En esta formación inicial, se debe ayudar a los monjes y monjas jóvenes a descubrirse a sí mismos. Este autoconocimiento salvador se opera por medio de una dirección espiritual regular y por el siempre creciente don de sí mismo a aquél que es el Señor de nuestras vidas. Para que la dirección espiritual dé fruto, se ha de crear lenta y pacientemente una relación de confianza mutua. Con relación a la auto-donación, no debemos tener miedo de pedir a quienes están en formación todo cuanto el Señor pide de ellos. En el fondo, ellos lo sentirán no como un peso que les abruma, sino como un honor y una llamada a corresponder a la plenitud de su identidad espiritual. Aquí será importante que nosotros, los formadores, no impongamos un sacrificio, sino llegar a ver la magnanimidad que el Señor está pidiendo de cada persona para convocarlo a esa grandeza.
El compromiso con la verdad de la comunidad se expresa en su esfuerzo por llegar a una unidad cada vez mayor. Somos todos bien conscientes de que sólo una comunidad unida es formativa. La visión unida se construye y mantiene por la enseñanza del Superior, el trabajo de un diálogo comunitario continuo y por llevar una conducta coherente por parte de todos los hermanos y las hermanas. En este proceso son inevitables los fracasos, pero en sí mismos pueden ser productivos, toda vez que nos estimulan a gestos de perdón, a recurrir al sacramento de la reconciliación y a una experiencia renovada de que somos salvados, una y otra vez, por la misericordia de Dios. Cuando suceda así, el joven considerará el monasterio como “la casa de paz, diálogo y asistencia mutua”, que tiene derecho a esperar.
La contribución del Abad en todo este proceso es la fidelidad que manifieste en corresponder a la vocación monástica común. Él es un modelo de vida fiel: su relación para con la realidad Creativa y creada. Está imbuido de la profunda reverencia de Dios, un espíritu de honor que se extiende a todos los seres humanos, compañeros suyos, y de un bondadoso respecto y deleite en la creación de Dios. Este “temor de Dios” cada vez más profundo, que se basa en la fe de quién es Dios y quién es él, le hará superar obstáculos tales como el favoritismo y orgullo, haciéndole vencer la tendencia al desánimo y a la autocompasión. También le capacitará para tomar difíciles pero necesarias decisiones con compasiva objetividad.
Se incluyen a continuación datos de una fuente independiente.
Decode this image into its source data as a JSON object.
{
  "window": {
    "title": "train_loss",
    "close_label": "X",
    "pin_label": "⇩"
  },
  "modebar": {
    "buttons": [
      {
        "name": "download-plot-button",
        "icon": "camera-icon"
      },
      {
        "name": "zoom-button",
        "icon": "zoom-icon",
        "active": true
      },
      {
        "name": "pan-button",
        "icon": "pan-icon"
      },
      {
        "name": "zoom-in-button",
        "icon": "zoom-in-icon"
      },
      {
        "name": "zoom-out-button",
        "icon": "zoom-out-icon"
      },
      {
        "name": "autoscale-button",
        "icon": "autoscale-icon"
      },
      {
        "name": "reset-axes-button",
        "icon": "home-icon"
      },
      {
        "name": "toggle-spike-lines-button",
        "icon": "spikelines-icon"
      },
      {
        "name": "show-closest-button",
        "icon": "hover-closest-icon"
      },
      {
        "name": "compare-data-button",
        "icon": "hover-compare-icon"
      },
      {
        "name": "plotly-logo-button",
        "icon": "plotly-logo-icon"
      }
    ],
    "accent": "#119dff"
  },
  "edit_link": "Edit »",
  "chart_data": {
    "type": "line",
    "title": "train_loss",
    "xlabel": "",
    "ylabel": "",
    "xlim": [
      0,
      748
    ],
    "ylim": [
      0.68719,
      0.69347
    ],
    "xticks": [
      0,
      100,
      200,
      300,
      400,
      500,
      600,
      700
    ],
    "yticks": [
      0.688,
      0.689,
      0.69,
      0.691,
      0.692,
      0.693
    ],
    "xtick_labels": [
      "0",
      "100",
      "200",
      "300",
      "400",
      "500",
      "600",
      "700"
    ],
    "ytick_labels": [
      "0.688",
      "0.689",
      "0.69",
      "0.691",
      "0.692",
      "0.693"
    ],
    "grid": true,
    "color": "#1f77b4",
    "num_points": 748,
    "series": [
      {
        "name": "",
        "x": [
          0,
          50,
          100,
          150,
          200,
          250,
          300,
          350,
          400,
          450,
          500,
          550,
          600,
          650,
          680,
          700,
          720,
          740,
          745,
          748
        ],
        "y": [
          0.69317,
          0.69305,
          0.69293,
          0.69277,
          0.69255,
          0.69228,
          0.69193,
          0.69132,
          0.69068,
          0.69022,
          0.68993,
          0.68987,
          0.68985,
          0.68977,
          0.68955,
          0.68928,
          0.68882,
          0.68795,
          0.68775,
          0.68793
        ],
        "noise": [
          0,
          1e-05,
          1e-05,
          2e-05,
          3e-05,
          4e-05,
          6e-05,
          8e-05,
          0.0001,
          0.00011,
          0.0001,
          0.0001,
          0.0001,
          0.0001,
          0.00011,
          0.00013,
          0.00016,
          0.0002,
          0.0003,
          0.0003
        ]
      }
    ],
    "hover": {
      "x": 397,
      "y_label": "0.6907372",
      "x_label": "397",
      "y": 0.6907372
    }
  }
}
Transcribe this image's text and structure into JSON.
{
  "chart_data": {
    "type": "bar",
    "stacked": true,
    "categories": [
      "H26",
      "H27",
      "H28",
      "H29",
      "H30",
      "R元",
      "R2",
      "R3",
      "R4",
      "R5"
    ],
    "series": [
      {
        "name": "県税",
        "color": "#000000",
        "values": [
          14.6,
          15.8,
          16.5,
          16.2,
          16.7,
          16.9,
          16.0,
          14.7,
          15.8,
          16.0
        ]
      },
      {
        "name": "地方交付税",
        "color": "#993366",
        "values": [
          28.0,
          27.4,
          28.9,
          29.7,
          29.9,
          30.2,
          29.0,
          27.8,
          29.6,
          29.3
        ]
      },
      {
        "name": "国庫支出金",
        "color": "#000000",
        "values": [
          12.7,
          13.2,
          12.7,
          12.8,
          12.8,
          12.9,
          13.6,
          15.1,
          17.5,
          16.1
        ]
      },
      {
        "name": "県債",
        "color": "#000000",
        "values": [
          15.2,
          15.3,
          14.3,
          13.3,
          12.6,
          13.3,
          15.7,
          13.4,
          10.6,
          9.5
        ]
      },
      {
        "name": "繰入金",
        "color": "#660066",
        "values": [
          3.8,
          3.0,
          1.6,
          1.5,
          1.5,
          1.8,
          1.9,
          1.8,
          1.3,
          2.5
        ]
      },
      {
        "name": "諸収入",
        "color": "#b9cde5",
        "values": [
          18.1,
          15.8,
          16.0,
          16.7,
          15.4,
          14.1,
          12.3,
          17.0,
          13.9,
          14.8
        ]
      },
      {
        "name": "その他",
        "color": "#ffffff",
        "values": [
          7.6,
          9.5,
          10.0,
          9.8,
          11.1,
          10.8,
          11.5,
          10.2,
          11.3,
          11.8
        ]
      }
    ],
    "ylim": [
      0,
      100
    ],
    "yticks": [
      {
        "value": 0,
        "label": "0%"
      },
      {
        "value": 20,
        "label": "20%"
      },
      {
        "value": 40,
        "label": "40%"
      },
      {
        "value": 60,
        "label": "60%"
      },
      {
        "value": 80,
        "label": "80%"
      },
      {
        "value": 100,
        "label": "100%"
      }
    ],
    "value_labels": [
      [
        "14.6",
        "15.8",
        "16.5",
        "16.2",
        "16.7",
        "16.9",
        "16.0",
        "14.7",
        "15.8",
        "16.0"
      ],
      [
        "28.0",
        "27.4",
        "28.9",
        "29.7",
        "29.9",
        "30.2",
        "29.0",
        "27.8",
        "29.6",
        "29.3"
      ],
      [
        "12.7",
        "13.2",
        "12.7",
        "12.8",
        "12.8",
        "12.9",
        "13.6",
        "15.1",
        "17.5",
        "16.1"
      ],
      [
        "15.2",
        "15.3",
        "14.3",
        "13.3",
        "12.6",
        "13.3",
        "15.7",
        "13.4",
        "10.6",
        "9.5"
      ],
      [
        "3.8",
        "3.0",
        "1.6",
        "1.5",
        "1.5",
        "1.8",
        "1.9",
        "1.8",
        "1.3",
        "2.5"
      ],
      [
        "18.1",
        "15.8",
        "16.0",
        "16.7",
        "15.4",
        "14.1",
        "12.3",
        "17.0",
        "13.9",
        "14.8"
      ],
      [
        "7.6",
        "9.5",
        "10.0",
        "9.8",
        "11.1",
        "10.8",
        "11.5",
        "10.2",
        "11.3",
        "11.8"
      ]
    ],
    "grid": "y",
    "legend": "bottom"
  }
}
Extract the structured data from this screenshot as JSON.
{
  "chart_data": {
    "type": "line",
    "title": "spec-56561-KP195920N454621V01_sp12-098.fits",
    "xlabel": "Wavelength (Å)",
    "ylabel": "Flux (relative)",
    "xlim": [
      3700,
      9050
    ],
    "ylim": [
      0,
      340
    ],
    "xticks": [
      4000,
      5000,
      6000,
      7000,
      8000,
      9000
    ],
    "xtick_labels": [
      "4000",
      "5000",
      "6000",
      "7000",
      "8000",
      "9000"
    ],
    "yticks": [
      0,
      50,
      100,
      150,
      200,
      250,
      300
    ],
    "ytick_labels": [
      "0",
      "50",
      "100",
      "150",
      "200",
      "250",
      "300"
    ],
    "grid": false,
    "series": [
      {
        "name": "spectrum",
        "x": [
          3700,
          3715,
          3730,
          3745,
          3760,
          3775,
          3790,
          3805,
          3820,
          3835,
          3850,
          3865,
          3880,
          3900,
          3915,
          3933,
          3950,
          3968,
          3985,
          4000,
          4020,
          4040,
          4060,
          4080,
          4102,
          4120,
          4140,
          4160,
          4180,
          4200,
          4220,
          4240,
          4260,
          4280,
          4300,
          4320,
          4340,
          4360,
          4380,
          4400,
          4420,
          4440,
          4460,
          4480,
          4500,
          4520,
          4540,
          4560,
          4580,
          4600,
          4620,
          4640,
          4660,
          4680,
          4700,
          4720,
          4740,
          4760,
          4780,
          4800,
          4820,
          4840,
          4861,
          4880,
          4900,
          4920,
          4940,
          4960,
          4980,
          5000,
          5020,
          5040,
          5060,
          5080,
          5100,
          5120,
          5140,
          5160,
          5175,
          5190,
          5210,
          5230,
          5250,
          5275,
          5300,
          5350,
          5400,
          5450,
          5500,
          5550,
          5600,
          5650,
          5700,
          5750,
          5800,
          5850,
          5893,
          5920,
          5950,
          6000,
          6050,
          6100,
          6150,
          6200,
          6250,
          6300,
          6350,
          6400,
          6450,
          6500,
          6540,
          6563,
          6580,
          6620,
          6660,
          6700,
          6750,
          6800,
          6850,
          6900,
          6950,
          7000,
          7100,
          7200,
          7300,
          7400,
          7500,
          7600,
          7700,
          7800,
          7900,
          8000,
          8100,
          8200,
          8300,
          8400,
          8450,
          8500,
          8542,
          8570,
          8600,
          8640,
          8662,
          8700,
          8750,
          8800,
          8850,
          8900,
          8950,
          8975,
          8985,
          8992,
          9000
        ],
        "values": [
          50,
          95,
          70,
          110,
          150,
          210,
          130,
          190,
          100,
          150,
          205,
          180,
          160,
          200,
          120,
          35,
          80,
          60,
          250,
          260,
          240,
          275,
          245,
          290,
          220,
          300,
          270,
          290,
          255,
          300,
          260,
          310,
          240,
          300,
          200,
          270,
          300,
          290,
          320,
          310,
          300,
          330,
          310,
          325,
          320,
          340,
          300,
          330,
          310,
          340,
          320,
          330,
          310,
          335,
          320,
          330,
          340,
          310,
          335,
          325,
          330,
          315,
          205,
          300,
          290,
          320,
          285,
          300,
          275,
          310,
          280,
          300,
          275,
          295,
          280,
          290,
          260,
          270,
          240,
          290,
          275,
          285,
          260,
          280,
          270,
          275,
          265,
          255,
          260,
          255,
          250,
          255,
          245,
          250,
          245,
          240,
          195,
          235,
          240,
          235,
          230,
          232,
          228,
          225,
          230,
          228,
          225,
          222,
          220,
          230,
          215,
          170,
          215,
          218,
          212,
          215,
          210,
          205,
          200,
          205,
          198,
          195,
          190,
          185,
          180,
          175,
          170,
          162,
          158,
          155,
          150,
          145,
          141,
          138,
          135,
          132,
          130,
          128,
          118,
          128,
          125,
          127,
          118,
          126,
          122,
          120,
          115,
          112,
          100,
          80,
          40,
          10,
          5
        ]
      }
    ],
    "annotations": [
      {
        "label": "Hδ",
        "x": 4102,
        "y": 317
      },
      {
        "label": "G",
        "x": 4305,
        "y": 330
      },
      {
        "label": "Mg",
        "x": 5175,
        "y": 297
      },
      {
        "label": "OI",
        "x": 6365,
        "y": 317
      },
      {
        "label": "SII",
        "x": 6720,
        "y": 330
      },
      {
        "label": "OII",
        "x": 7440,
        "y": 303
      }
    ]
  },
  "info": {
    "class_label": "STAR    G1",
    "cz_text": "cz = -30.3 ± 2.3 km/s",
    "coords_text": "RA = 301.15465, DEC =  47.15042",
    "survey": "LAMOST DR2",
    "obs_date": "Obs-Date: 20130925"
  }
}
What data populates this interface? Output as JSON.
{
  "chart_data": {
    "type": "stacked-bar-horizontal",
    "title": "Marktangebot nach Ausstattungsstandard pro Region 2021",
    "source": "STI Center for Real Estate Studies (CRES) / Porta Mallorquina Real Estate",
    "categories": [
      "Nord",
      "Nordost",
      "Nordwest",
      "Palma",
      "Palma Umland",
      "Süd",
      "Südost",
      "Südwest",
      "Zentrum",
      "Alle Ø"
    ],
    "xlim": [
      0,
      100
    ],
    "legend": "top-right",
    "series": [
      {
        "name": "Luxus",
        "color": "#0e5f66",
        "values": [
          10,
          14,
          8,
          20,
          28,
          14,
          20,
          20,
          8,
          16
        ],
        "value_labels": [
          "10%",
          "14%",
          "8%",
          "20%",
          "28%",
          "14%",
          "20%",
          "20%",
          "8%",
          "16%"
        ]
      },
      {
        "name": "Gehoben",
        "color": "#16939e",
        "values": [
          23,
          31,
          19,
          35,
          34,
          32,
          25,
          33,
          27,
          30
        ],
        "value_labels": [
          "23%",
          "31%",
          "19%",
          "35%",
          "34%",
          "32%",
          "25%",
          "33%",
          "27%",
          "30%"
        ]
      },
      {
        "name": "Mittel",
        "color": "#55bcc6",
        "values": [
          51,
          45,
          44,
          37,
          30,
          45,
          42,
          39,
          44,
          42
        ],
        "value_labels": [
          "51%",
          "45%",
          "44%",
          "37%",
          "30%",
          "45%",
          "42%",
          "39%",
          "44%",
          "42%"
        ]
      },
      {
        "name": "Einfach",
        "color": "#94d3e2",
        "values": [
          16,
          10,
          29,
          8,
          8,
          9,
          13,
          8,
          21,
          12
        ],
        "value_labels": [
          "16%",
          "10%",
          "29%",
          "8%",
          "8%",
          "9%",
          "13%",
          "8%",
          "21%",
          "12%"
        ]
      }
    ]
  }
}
Es aconsejable que él mismo encuentre un consejero espiritual, dentro o fuera del monasterio, en cuya compañía y amistad pueda ir descubriendo y aceptando cada vez más la verdad de su propio yo.
Todos estos aspectos de verdad nos llevan a la vivencia litúrgica, a la constante alabanza de Dios que nos creó y nos recrea nuevamente cada día según el diseño del hombre verdaderamente humano y divino, Jesucristo. Nos reunimos diariamente en la liturgia para declarar: en Él hemos conocido la verdad y la verdad nos ha hecho libres.